Shiloh poked him. “Come on. What would you do?”
“You’re dead?”
“Yeah, but I’m fresh. Half frozen.”
“No, I wouldn’t eat you. What would I have to live for?”
“A plane might see you the next day.”
“Pass,” he said.
She poked his thigh. “I guess the world will forget us both.”
Cary grabbed her wrist and held on to it for a second, away from his leg.
Five
before
This was how it went:
Cary and Shiloh rode to school together.
And when they got there, they stood with the same group of guys next to somebody’s locker. Unless Shiloh was irritated with one of them. Then she went and hung out with the girls from journalism. Or she went to the journalism room and worked—Shiloh was editor-in-chief of the newspaper. Sometimes she stood out on the school’s front steps with a group of sophomores and juniors, because she had a crush on one of them—Kurt. He lived in a nice neighborhood and was good at math.
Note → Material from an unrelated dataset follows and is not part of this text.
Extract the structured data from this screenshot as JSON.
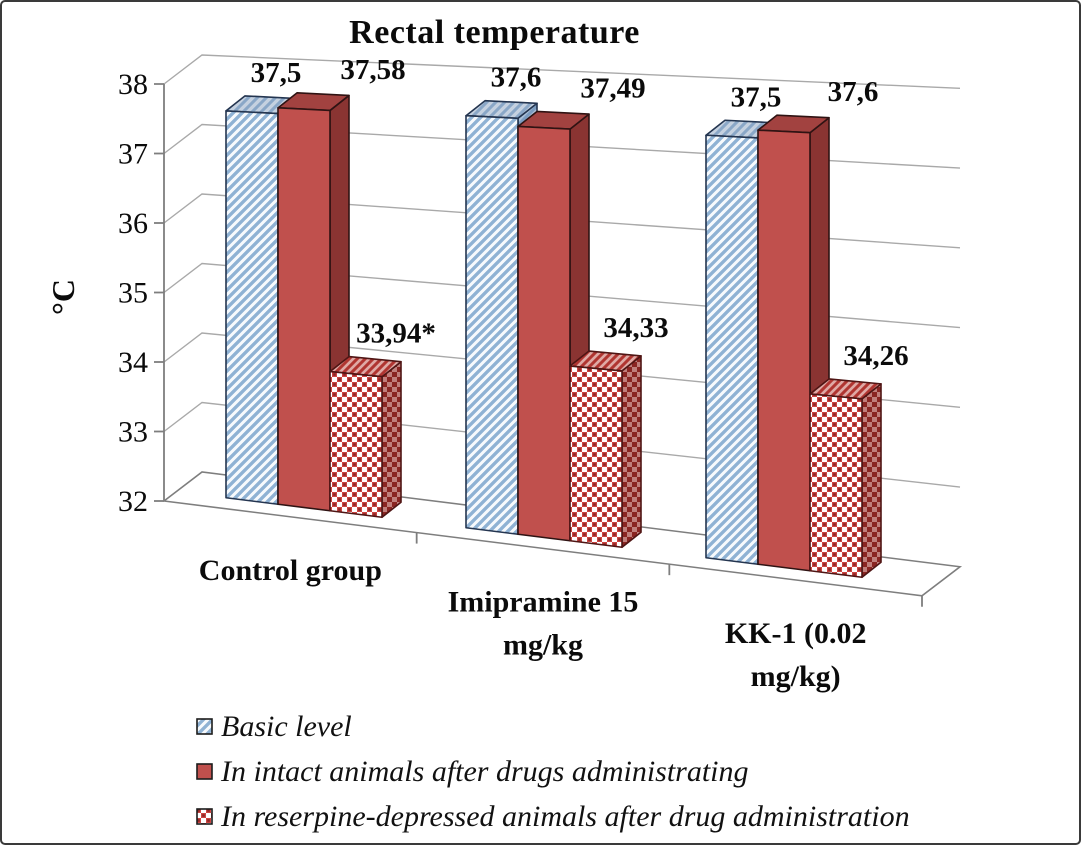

Sometimes Shiloh had morning drama club. (With Cary.) Or morning science club. (Also with Cary.) And sometimes she had to get to school early because she hadn’t done her homework and she had morning detention.
Once school started, she’d go to first-hour journalism, and Cary would go to ROTC.
And then he’d come down to the journalism room, because they both had study hall there. With Mikey. And the three of them would fuck around in the darkroom. (Like, platonically. Obviously.) Or they’d fuck around in the computer lab. Or, if they were on deadline, they’d work.
And then blah blah blah class.
And then lunch with Cary and Mikey and a bunch of other journalism people. Shiloh got free lunch, but she shared it with a girl named Lisa, in exchange for Lisa buying them both ice cream cones every day for dessert.
Then more class. French. Literature with Cary. Yearbook.
Always something after school. Play practice. Newspaper stuff. Mikey started an Amnesty International chapter, and they all joined. They wrote letters to the president of Chile, asking him to free political prisoners. Cary had ROTC junk after school sometimes, so Shiloh found other things to do. She was helping the art teacher rebuild the school mascot, even though Shiloh wasn’t in art and she didn’t have any school spirit. Kurt, the junior she liked, was on the men’s volleyball team, so sometimes she went to the practices.
If Shiloh didn’t have anything else to do after school, she’d hang out by the flagpole and wait for Cary.
If she wanted to, she could walk home by herself. But she never did.